To battle this barrage and to keep myself and our entire remote team from being overwhelmed by communication, my Executive Assistant and I created something we now call the Hierarchy of Communication. This strategy has increased our productivity (and my sanity) while decreasing our response time both internally and with our clients. Our system is fairly simple and intuitive, but it did take some getting used to and some tweaking to get right.
To establish this hierarchy, we started by identifying all the possible channels that we were using to communicate both internally and externally:
- Slack (internal messaging)
- Shouting really loudly
We surveyed our teams for their communication preferences and, using this input, I assigned each channel a relative degree of importance. The hierarchy we eventually established was informed by how the majority of our teams preferred to be contacted with messages of varying urgency.

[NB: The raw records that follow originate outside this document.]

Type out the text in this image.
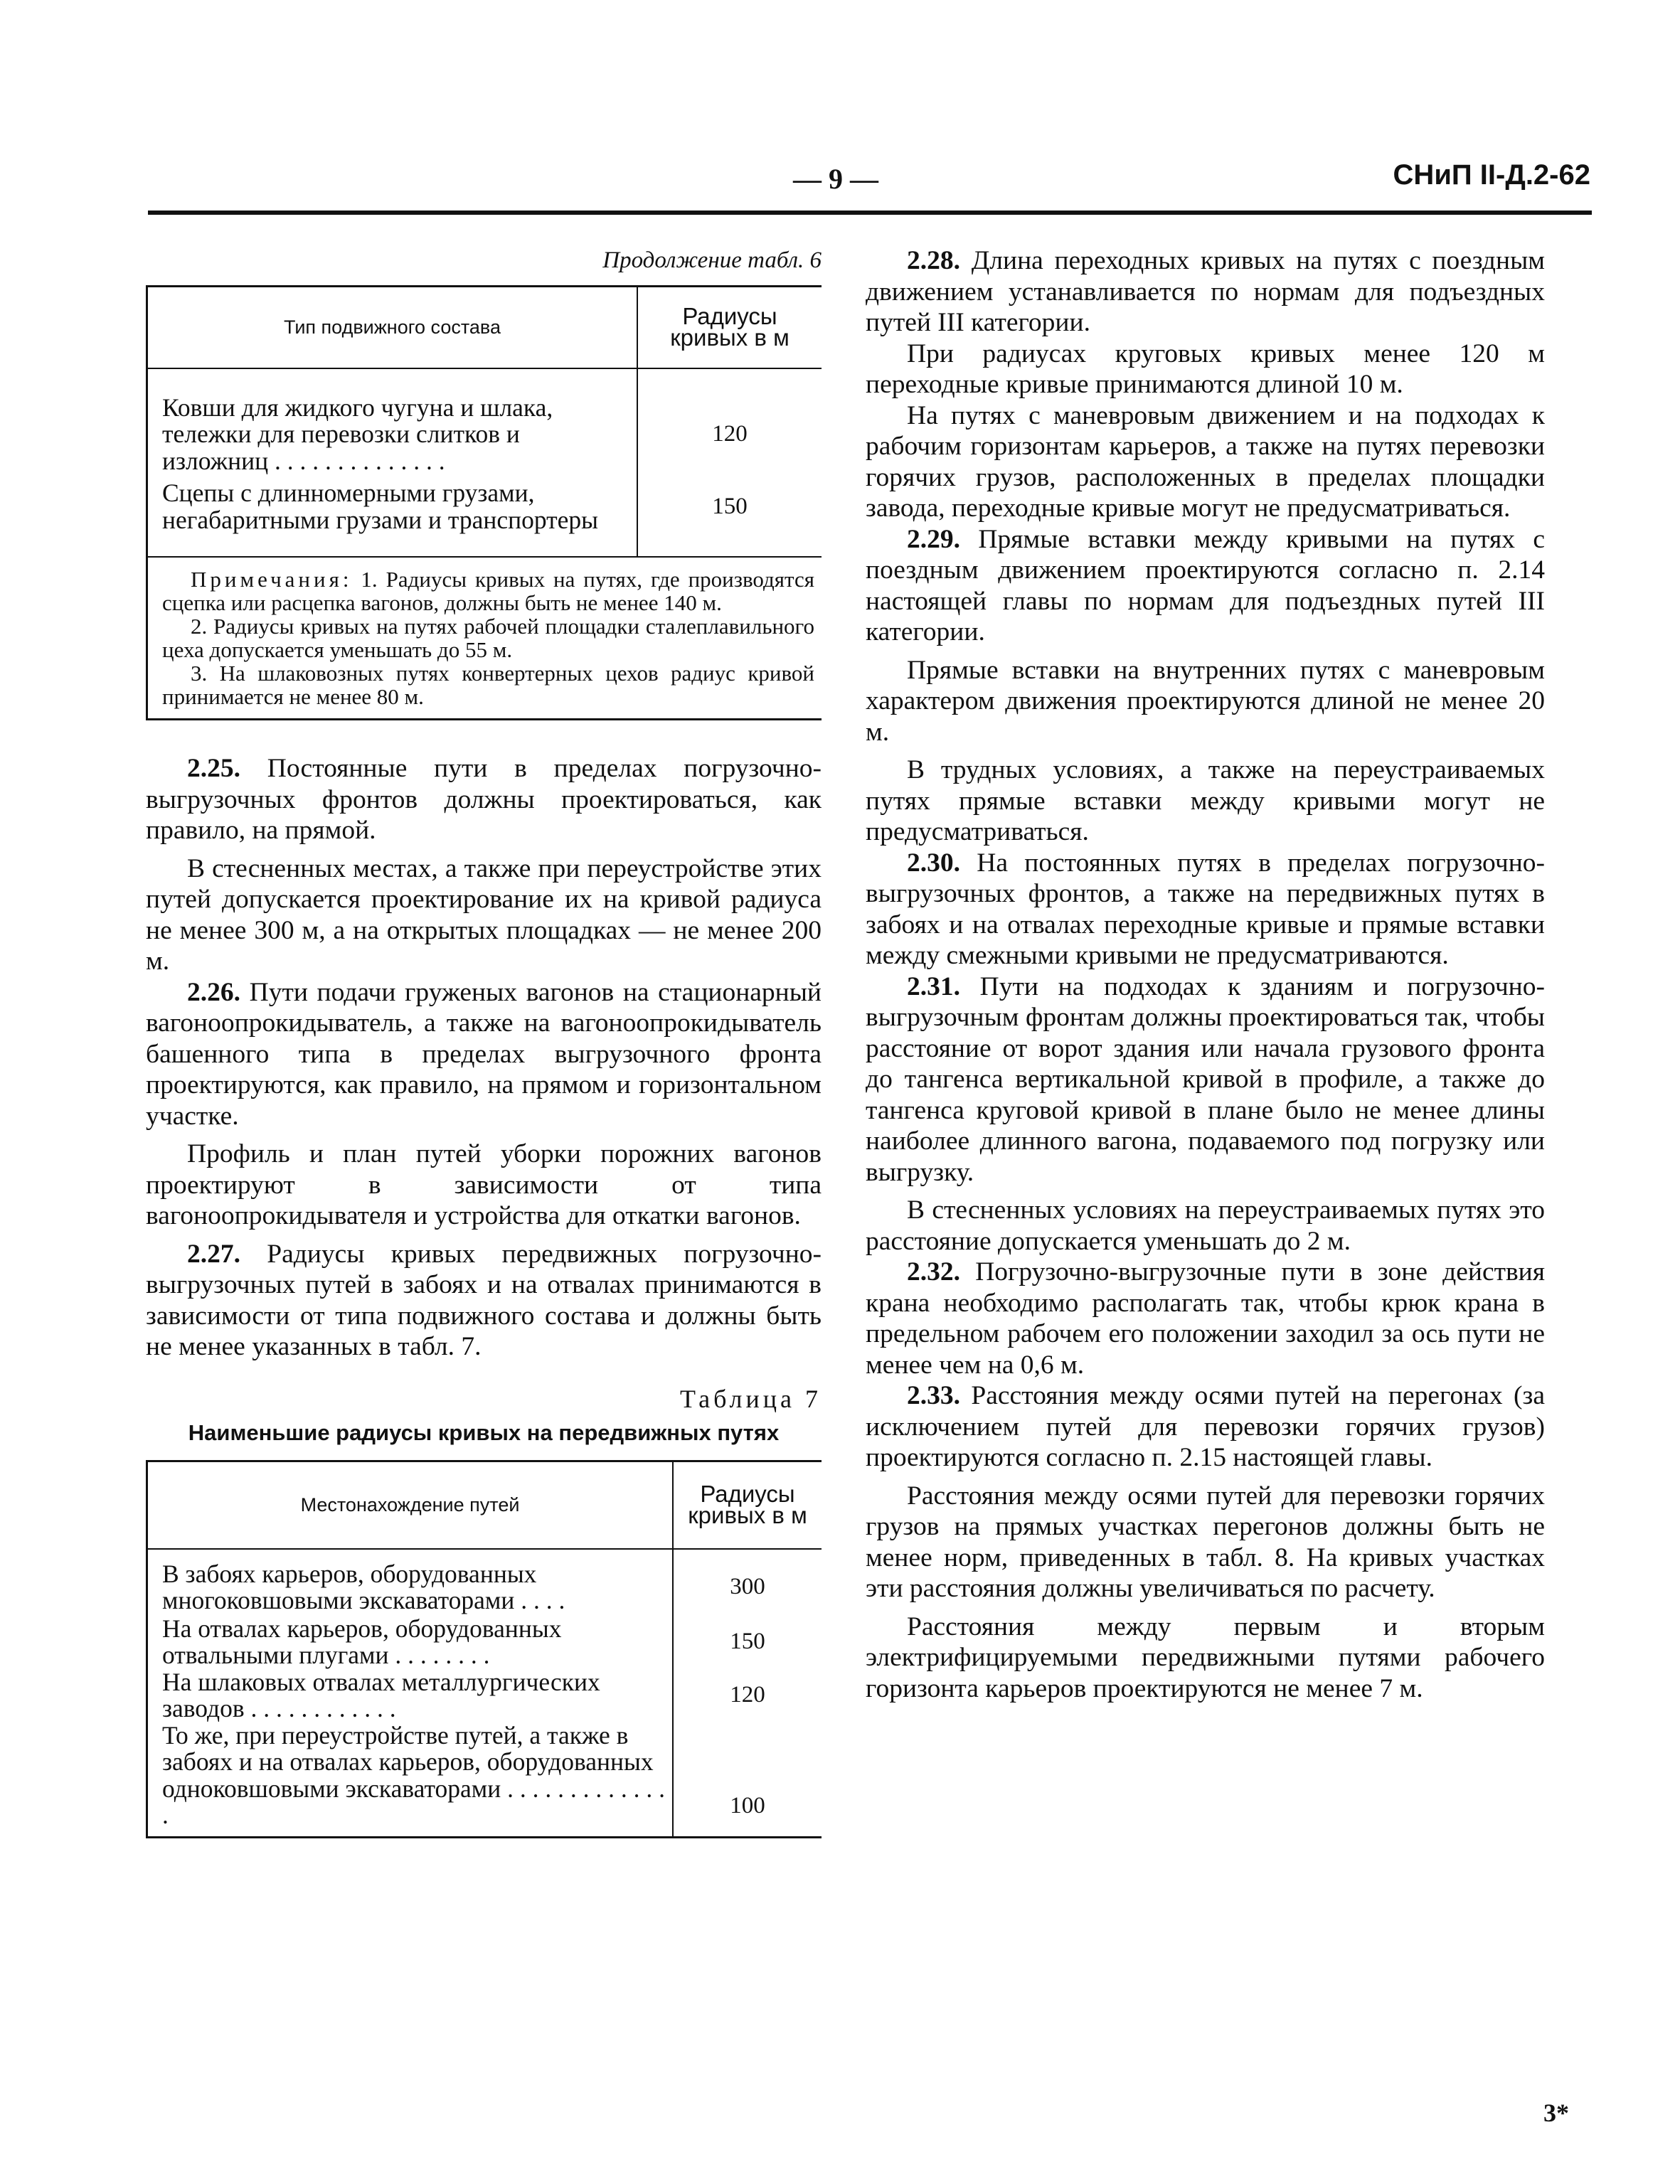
— 9 —	СНиП II-Д.2-62
Продолжение табл. 6
Тип подвижного состава	Радиусы кривых в м
Ковши для жидкого чугуна и шлака, тележки для перевозки слитков и изложниц . . . . . . . . . . . . . .	120
Сцепы с длинномерными грузами, негабаритными грузами и транспортеры	150

Примечания: 1. Радиусы кривых на путях, где производятся сцепка или расцепка вагонов, должны быть не менее 140 м.
2. Радиусы кривых на путях рабочей площадки сталеплавильного цеха допускается уменьшать до 55 м.
3. На шлаковозных путях конвертерных цехов радиус кривой принимается не менее 80 м.	

2.25. Постоянные пути в пределах погрузочно-выгрузочных фронтов должны проектироваться, как правило, на прямой.

В стесненных местах, а также при переустройстве этих путей допускается проектирование их на кривой радиуса не менее 300 м, а на открытых площадках — не менее 200 м.

2.26. Пути подачи груженых вагонов на стационарный вагоноопрокидыватель, а также на вагоноопрокидыватель башенного типа в пределах выгрузочного фронта проектируются, как правило, на прямом и горизонтальном участке.

Профиль и план путей уборки порожних вагонов проектируют в зависимости от типа вагоноопрокидывателя и устройства для откатки вагонов.

2.27. Радиусы кривых передвижных погрузочно-выгрузочных путей в забоях и на отвалах принимаются в зависимости от типа подвижного состава и должны быть не менее указанных в табл. 7.

Таблица 7
Наименьшие радиусы кривых на передвижных путях
Местонахождение путей	Радиусы кривых в м
В забоях карьеров, оборудованных многоковшовыми экскаваторами . . . .	300
На отвалах карьеров, оборудованных отвальными плугами . . . . . . . .	150
На шлаковых отвалах металлургических заводов . . . . . . . . . . . .	120
То же, при переустройстве путей, а также в забоях и на отвалах карьеров, оборудованных одноковшовыми экскаваторами . . . . . . . . . . . . . .	100

2.28. Длина переходных кривых на путях с поездным движением устанавливается по нормам для подъездных путей III категории.

При радиусах круговых кривых менее 120 м переходные кривые принимаются длиной 10 м.

На путях с маневровым движением и на подходах к рабочим горизонтам карьеров, а также на путях перевозки горячих грузов, расположенных в пределах площадки завода, переходные кривые могут не предусматриваться.

2.29. Прямые вставки между кривыми на путях с поездным движением проектируются согласно п. 2.14 настоящей главы по нормам для подъездных путей III категории.

Прямые вставки на внутренних путях с маневровым характером движения проектируются длиной не менее 20 м.

В трудных условиях, а также на переустраиваемых путях прямые вставки между кривыми могут не предусматриваться.

2.30. На постоянных путях в пределах погрузочно-выгрузочных фронтов, а также на передвижных путях в забоях и на отвалах переходные кривые и прямые вставки между смежными кривыми не предусматриваются.

2.31. Пути на подходах к зданиям и погрузочно-выгрузочным фронтам должны проектироваться так, чтобы расстояние от ворот здания или начала грузового фронта до тангенса вертикальной кривой в профиле, а также до тангенса круговой кривой в плане было не менее длины наиболее длинного вагона, подаваемого под погрузку или выгрузку.

В стесненных условиях на переустраиваемых путях это расстояние допускается уменьшать до 2 м.

2.32. Погрузочно-выгрузочные пути в зоне действия крана необходимо располагать так, чтобы крюк крана в предельном рабочем его положении заходил за ось пути не менее чем на 0,6 м.

2.33. Расстояния между осями путей на перегонах (за исключением путей для перевозки горячих грузов) проектируются согласно п. 2.15 настоящей главы.

Расстояния между осями путей для перевозки горячих грузов на прямых участках перегонов должны быть не менее норм, приведенных в табл. 8. На кривых участках эти расстояния должны увеличиваться по расчету.

Расстояния между первым и вторым электрифицируемыми передвижными путями рабочего горизонта карьеров проектируются не менее 7 м.

3*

Of course each team has talent that are outliers who operate differently (darn creatives!), but for most this is how it shook out:
Email (Least Urgent): Email is the biggest time suck with the least immediate response rate. We therefore have relegated email to the lowest level of urgency. Our emails are almost entirely client facing or for review purposes only: summary of meetings, formal introductions, sharing of contracts or invoices or long form project briefs. My Executive Assistant created a marvelous secondary email-centric hierarchy so that my inbox is optimized by degrees of urgency as follows: important urgent, important non-urgent, unimportant urgent, unimportant non-urgent. This is called the Eisenhower Matrix and is a perfect system for knowing my priorities when I sit down to tackle my inbox. To get this set up, she and I discussed my personal parameters for each category. This allows her to review my incoming email and assign the items to the appropriate category. Of course, this requires a high degree of trust and insight, so we communicate often to check on priorities.

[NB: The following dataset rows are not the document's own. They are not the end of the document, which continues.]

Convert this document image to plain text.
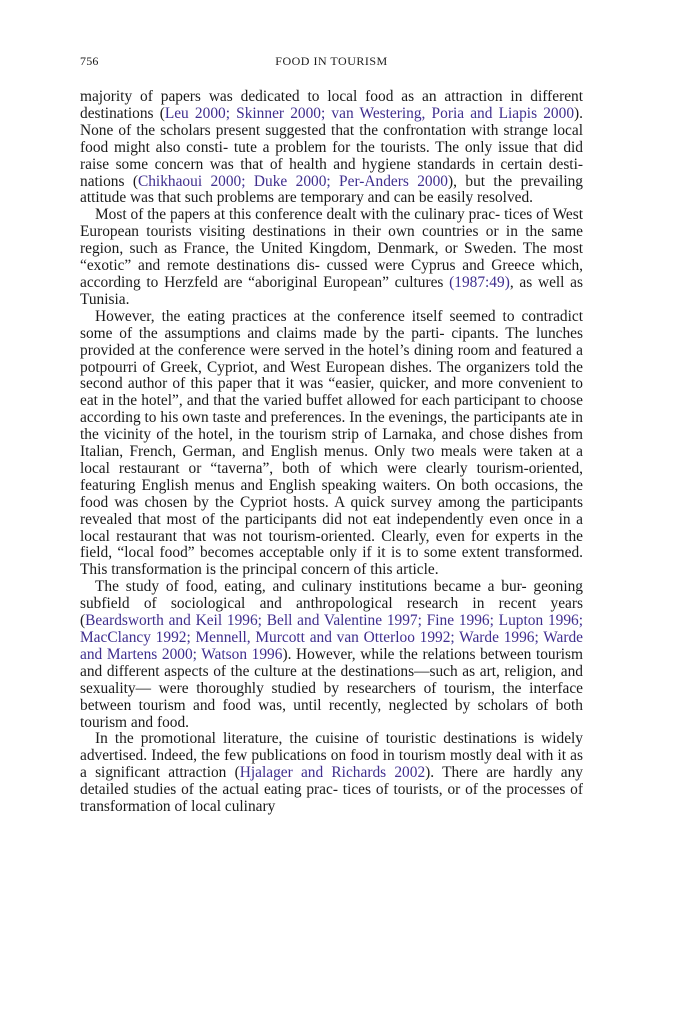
756	FOOD IN TOURISM

majority of papers was dedicated to local food as an attraction in different destinations (Leu 2000; Skinner 2000; van Westering, Poria and Liapis 2000). None of the scholars present suggested that the confrontation with strange local food might also consti- tute a problem for the tourists. The only issue that did raise some concern was that of health and hygiene standards in certain desti- nations (Chikhaoui 2000; Duke 2000; Per-Anders 2000), but the prevailing attitude was that such problems are temporary and can be easily resolved.

Most of the papers at this conference dealt with the culinary prac- tices of West European tourists visiting destinations in their own countries or in the same region, such as France, the United Kingdom, Denmark, or Sweden. The most “exotic” and remote destinations dis- cussed were Cyprus and Greece which, according to Herzfeld are “aboriginal European” cultures (1987:49), as well as Tunisia.

However, the eating practices at the conference itself seemed to contradict some of the assumptions and claims made by the parti- cipants. The lunches provided at the conference were served in the hotel’s dining room and featured a potpourri of Greek, Cypriot, and West European dishes. The organizers told the second author of this paper that it was “easier, quicker, and more convenient to eat in the hotel”, and that the varied buffet allowed for each participant to choose according to his own taste and preferences. In the evenings, the participants ate in the vicinity of the hotel, in the tourism strip of Larnaka, and chose dishes from Italian, French, German, and English menus. Only two meals were taken at a local restaurant or “taverna”, both of which were clearly tourism-oriented, featuring English menus and English speaking waiters. On both occasions, the food was chosen by the Cypriot hosts. A quick survey among the participants revealed that most of the participants did not eat independently even once in a local restaurant that was not tourism-oriented. Clearly, even for experts in the field, “local food” becomes acceptable only if it is to some extent transformed. This transformation is the principal concern of this article.

The study of food, eating, and culinary institutions became a bur- geoning subfield of sociological and anthropological research in recent years (Beardsworth and Keil 1996; Bell and Valentine 1997; Fine 1996; Lupton 1996; MacClancy 1992; Mennell, Murcott and van Otterloo 1992; Warde 1996; Warde and Martens 2000; Watson 1996). However, while the relations between tourism and different aspects of the culture at the destinations—such as art, religion, and sexuality— were thoroughly studied by researchers of tourism, the interface between tourism and food was, until recently, neglected by scholars of both tourism and food.

In the promotional literature, the cuisine of touristic destinations is widely advertised. Indeed, the few publications on food in tourism mostly deal with it as a significant attraction (Hjalager and Richards 2002). There are hardly any detailed studies of the actual eating prac- tices of tourists, or of the processes of transformation of local culinary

Slack (Medium Urgency): Our primary form of internal communication is the messaging app called Slack. Like Microsoft Teams, it is our virtual office – where we discuss business and gather at the virtual watercooler. Slack transformed both the process and culture of our company by bringing an otherwise diffuse team together in one digital space. It not only helped us to develop a true “corporate culture” and sense of connection to each other, but it also cut out 30-40% of time-intensive internal email traffic. Using Slack facilitates direct and conversational communication whereby collaboration becomes more fluid and our team leads are better able to help talent manage their priorities. The platform is also secure and has many features (like sharing files, screen shares) that have made it indispensable.

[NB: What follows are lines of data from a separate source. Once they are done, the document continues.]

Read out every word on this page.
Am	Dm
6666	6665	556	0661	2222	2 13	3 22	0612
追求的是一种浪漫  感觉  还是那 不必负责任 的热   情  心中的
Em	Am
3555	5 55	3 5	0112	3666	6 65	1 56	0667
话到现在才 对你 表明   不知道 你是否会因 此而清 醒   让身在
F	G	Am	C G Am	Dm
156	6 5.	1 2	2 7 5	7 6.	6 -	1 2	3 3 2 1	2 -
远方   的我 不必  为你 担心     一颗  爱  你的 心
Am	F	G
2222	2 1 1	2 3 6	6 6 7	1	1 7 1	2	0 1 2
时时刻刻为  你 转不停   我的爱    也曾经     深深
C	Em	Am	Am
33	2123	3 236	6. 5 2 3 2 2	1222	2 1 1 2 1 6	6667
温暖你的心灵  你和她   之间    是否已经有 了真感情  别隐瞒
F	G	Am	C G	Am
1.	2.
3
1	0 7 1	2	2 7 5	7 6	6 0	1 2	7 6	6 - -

SMS / Text (Highest Urgency): Understandably, texting to a personal cell phone can seem like an invasive crossing of work/life boundaries. However, as more people work remotely, the luxury of an office phone has become a rarity, and cell phones, more often than not, work double duty for personal and professional life. We respect the private nature of our colleagues’ phones, and have relegated reaching out via this channel to the highest level of urgency. Only issues or questions which require immediate attention are addressed via direct text message. When I get a text from a team member, no matter what time of day or day of the week, I know that they have deemed it urgent and so I give it urgent attention. This has cut down on unnecessary disruptive phone time and has helped me to create clear boundaries which work for me, for team members, and more importantly, for my family.
Cell Phone Calls (N/A): Interestingly, direct phone calls are not necessarily given a priority in terms of communicating urgency unless, of course, it is a direct call from a client. We have found that phone calls are essentially replacing meetings and therefore are often pre-scheduled. It is extremely rare that a phone call is not preceded by an email, Slack message or text, and therefore their level of urgency in the hierarchy is based on the method through which the call was scheduled.
These days it is easy to be overwhelmed by the volume of messages and the diversity of channels through which they are passed. By establishing a company-wide Hierarchy of Communication, we have eliminated most of the communication clutter and become more productive as a team. Now, as new team members are onboarded, they are educated about this essential Hierarchy of Communication, which helps them better merge into our overall culture. They quickly learn which channels to use and when – so that the selection of medium (channel) becomes a reflection of the urgency of the message.
With my peripatetic life, these guidelines have helped to organize my own priorities so that the dream of attaining the perfect work/life balance feels ever closer to achieving. I believe our teammates have also found value through these overt guidelines. Now if we could only encourage our clients to honor the same communication guidelines, we’d really be able to take it to the next level.